Staram się co jakiś czas przyrządzać mięso, aby posłużyło do obiadu i jako wędlinka na kanapkę.
Często kupuję łopatkę, na kanapce z chrzanem jest niezastąpiona!!
Co nam trzeba??
Łopatka świeża około 1,5kg.
Przyprawy:
1 łyżka majeranku,
1 łyżeczka rozmarynu,
1 łyżeczka papryki czerwonej słodkiej i pół łyżeczki ostrej,
1 łyżeczka czosnku granulowanego,
1/2 łyżeczki pieprzu czarnego,
1 łyżeczka soli.
3 łyżki oleju
1 cebula
Robimy!!
Mięso myjemy.
Robimy delikatne nakłucia wykałaczką.
Delikatnie suszymy i nacieramy (olej mieszamy z przyprawami).

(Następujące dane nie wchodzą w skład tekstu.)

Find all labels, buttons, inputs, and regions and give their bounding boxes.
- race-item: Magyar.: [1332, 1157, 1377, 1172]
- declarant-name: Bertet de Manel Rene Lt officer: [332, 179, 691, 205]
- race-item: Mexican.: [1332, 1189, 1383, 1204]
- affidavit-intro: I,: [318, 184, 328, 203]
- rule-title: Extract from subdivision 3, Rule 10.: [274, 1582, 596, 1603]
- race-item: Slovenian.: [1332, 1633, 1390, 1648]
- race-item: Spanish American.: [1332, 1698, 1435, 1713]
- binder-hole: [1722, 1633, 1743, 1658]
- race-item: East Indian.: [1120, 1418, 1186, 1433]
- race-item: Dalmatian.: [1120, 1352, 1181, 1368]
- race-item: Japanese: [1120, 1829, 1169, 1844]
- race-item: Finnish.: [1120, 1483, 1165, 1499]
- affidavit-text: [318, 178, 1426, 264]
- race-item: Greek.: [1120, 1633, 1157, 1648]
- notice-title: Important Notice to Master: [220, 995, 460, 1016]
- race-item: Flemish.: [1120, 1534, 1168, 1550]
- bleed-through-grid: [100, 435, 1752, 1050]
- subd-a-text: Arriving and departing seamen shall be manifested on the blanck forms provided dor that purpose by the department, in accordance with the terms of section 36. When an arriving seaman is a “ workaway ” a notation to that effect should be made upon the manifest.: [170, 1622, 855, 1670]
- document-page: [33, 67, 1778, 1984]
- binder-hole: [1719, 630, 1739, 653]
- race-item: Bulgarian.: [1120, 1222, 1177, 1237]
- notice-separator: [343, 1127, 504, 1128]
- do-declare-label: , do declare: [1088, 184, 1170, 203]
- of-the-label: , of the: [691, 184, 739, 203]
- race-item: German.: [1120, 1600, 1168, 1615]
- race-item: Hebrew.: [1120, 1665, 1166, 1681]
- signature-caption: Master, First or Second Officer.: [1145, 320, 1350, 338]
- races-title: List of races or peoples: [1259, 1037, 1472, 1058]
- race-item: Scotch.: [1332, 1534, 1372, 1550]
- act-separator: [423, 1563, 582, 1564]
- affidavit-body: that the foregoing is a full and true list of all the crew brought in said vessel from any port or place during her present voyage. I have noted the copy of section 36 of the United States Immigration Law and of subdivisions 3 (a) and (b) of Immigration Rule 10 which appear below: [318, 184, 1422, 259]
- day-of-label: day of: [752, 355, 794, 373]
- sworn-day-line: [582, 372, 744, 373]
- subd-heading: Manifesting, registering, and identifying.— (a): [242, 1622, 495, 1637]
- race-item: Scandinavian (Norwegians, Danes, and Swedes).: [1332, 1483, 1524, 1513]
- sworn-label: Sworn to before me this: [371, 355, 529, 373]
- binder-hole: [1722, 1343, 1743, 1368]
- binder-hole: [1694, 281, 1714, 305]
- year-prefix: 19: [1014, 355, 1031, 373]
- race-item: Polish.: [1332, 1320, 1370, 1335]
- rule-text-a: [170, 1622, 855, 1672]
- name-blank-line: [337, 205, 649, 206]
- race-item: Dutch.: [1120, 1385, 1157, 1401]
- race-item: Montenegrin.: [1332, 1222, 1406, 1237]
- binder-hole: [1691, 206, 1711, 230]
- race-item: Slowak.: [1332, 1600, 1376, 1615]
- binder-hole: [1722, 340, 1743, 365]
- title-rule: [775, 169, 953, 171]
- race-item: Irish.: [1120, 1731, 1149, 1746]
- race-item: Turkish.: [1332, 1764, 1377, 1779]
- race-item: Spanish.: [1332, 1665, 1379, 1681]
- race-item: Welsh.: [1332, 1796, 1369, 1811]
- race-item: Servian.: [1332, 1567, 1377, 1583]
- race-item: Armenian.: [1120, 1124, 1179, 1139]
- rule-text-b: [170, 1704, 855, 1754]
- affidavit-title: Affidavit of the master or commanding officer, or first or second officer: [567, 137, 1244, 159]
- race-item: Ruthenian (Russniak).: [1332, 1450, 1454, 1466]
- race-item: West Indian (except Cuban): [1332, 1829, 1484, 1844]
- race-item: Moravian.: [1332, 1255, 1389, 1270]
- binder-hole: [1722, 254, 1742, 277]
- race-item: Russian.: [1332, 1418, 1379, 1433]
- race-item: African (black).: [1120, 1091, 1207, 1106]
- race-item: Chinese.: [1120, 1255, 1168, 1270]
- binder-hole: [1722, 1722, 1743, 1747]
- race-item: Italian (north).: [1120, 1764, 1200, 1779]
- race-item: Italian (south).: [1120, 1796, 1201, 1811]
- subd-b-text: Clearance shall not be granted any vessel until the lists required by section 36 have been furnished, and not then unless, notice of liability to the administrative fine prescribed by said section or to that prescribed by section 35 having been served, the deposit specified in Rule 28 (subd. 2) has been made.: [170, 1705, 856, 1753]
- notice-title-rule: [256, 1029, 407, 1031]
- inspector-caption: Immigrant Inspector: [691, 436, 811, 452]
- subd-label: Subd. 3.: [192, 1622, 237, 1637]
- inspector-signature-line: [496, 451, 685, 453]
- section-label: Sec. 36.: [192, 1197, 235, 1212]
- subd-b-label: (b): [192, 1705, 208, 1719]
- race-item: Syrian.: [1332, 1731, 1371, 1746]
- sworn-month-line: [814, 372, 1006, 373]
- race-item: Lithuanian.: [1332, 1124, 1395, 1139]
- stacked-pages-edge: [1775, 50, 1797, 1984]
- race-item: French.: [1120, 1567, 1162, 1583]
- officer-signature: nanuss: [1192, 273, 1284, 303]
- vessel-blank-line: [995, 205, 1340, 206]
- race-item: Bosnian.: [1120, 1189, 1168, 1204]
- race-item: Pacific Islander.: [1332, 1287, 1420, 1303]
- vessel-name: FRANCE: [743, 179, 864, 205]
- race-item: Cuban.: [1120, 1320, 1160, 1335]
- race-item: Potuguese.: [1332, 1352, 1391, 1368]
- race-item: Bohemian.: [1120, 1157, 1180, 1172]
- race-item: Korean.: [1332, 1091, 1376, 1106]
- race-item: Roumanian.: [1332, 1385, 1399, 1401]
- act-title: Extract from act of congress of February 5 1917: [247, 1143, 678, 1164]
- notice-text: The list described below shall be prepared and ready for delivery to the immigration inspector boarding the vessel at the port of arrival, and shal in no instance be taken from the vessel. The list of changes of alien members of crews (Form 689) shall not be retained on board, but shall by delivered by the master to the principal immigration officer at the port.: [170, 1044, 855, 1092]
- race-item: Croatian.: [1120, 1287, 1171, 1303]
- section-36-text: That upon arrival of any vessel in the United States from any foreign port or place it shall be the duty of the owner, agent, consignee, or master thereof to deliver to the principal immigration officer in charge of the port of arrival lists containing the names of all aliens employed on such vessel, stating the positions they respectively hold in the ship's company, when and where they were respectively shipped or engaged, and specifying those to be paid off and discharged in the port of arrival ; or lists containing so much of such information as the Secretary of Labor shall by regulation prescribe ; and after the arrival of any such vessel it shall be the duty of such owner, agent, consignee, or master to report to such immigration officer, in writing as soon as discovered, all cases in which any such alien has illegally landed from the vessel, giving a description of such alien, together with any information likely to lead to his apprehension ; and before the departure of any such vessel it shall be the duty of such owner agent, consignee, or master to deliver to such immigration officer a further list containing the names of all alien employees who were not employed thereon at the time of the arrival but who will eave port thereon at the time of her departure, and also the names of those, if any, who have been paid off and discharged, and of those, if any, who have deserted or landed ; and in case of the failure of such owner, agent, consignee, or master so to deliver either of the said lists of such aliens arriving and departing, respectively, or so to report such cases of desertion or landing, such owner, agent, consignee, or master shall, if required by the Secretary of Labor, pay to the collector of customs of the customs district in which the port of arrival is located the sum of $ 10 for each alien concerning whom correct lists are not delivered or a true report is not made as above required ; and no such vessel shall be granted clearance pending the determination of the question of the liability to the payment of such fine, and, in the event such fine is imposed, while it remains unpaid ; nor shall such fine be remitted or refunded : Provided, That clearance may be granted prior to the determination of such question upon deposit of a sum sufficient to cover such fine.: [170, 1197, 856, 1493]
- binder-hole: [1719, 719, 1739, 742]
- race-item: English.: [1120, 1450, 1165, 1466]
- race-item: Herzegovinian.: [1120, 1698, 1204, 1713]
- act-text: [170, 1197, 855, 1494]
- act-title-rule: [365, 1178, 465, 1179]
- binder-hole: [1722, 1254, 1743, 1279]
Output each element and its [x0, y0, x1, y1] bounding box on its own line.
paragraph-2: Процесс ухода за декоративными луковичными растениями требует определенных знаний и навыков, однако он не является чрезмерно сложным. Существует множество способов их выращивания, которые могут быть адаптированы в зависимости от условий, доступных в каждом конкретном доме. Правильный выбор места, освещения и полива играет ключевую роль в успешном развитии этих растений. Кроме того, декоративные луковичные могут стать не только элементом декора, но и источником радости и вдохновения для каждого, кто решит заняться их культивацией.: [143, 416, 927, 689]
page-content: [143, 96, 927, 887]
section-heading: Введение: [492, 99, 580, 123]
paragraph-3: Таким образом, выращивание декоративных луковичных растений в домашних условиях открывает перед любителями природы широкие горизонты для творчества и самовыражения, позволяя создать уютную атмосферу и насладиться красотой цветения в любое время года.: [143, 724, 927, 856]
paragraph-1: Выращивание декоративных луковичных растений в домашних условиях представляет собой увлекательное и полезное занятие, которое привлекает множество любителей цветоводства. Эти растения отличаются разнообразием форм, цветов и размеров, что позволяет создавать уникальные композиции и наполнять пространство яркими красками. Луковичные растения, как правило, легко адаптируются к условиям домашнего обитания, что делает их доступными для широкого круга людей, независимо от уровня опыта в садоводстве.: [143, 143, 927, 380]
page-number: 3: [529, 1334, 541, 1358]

Zasypujemy cebulą pokrojona w krążki
Odstawiamy na 24 h.
Zdejmujemy cebulę.
Brytfankę (naczynie żaroodporne) podlewamy wodą i wkładamy tam mięso.
Polewamy tym co zostało w misce i jeszcze troszkę dajemy oleju na wierzch.
Wokół kładziemy 1 cebulę pokrojoną w krążki (dla aromatu i smaczku doda do sosu, który powstanie)
Przykrywamy i pieczemy około 1,5h w 180 stopniach.
Co pół godziny odchylamy i polewamy powstałym sosem.
Ostatnie 15min odkrywamy aby się zarumieniło.
Powstały sosik lekko zagęszczam mąką i jest idealny do obiadu.
Gotowe!!!
Ciepła jest wyborna do obiadu. Na zimno pokrojona w plasterki jest wyśmienita na kanapki! Polecam!
Moja babcia robi taką łopatkę bardzo często, jest pyszna.